Colors brighten workplace

By TOM DROEGE World Staff Writer
Reprinted from the Tulsa World Business Section
4/12/2002

Custom colors
Jena Cheney conducts work over the phone Thursday under a blue "mood cloud" at Custom Services, a heating, air conditioning and plumbing business in Broken Arrow. Each of three color schemes in the company's new building is designed to enhance the work atmosphere in various departments.

KELLY KERR / Tulsa World

Custom Services in Broken Arrow plays up the Caribbean theme.

Blending work and vacation may sound counter-productive, but employees of a Broken Arrow business hatched the concept through the design of their new building to increase productivity.

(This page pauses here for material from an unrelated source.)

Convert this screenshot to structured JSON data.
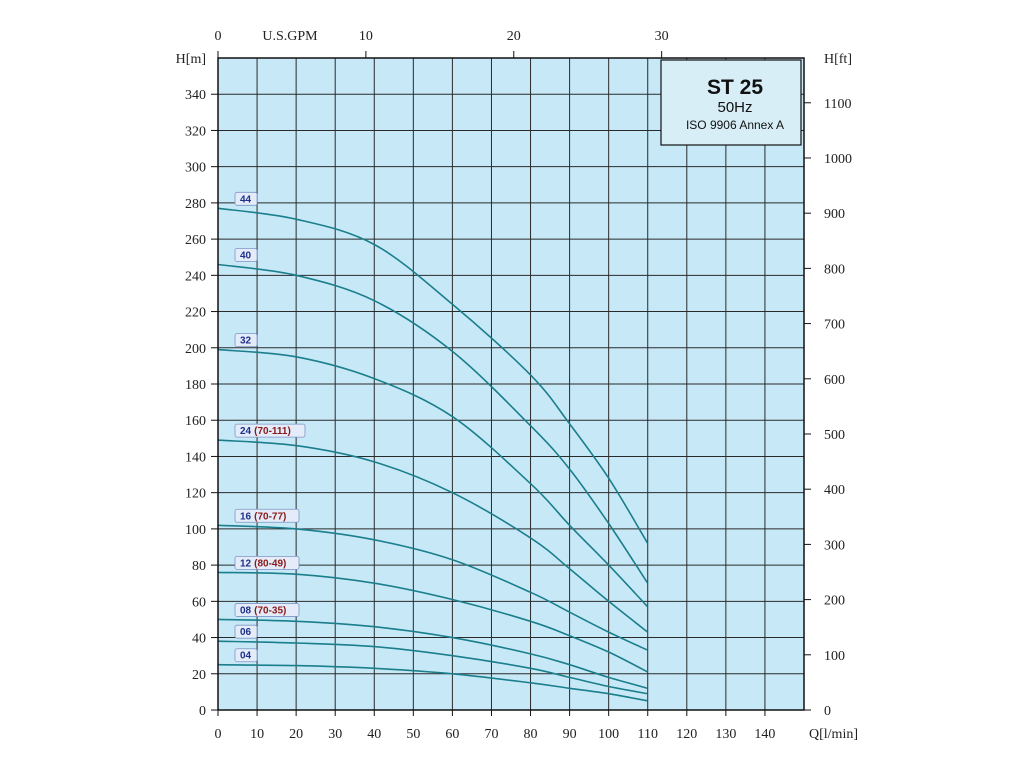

"We all like vacations," said Bob Townsend, president of Custom Services, a heating, air-conditioning and plumbing business. Roseanne Bell "kind of brought the vacation to us."

Bell, an interior designer with Benham Bellwether, concocted the Caribbean feel with island colors and "mood clouds" hanging inside the 5-week-old building at 901 S. Ninth Street.

The irregular-shape metal forms hover above various work spaces in the office. The colors -- one is yellow, one blue, the other orange -- were all chosen for a work-enhancing reason.

When the office opens at 7 a.m., the 20 to 25 technicians who service furnaces and air-conditioners around town gather in a room under a yellow cloud where the tile floor is made to look like water.

The brightly-lit room is a "high-energy eye-opener" that connotes cheer and gets employees ready for the day, Bell said.

The customer service area, where Townsend said employees receive 7,000 to 8,000 business calls a year, has a blue cloud for tranquility.

"Blue is the color of agreement," Bell said, pointing to the value of that attribute in customer service.

The orange cloud hangs over administrative jobs to keep employees alert while processing repetitive paper work, she said.

The 35 employees of Custom Services have part ownership in the business, Townsend said, which is why they helped come up with the look of their new building.

Ken Tedder, a sales consultant, works under the blue cloud in customer service. While he wasn't sure if he and his co- workers are actually more efficient with the design concept, he said everyone likes the new building.

"Everybody dreams of lying on the beach, but we have to work," Tedder said. "This is a way to get closer to both."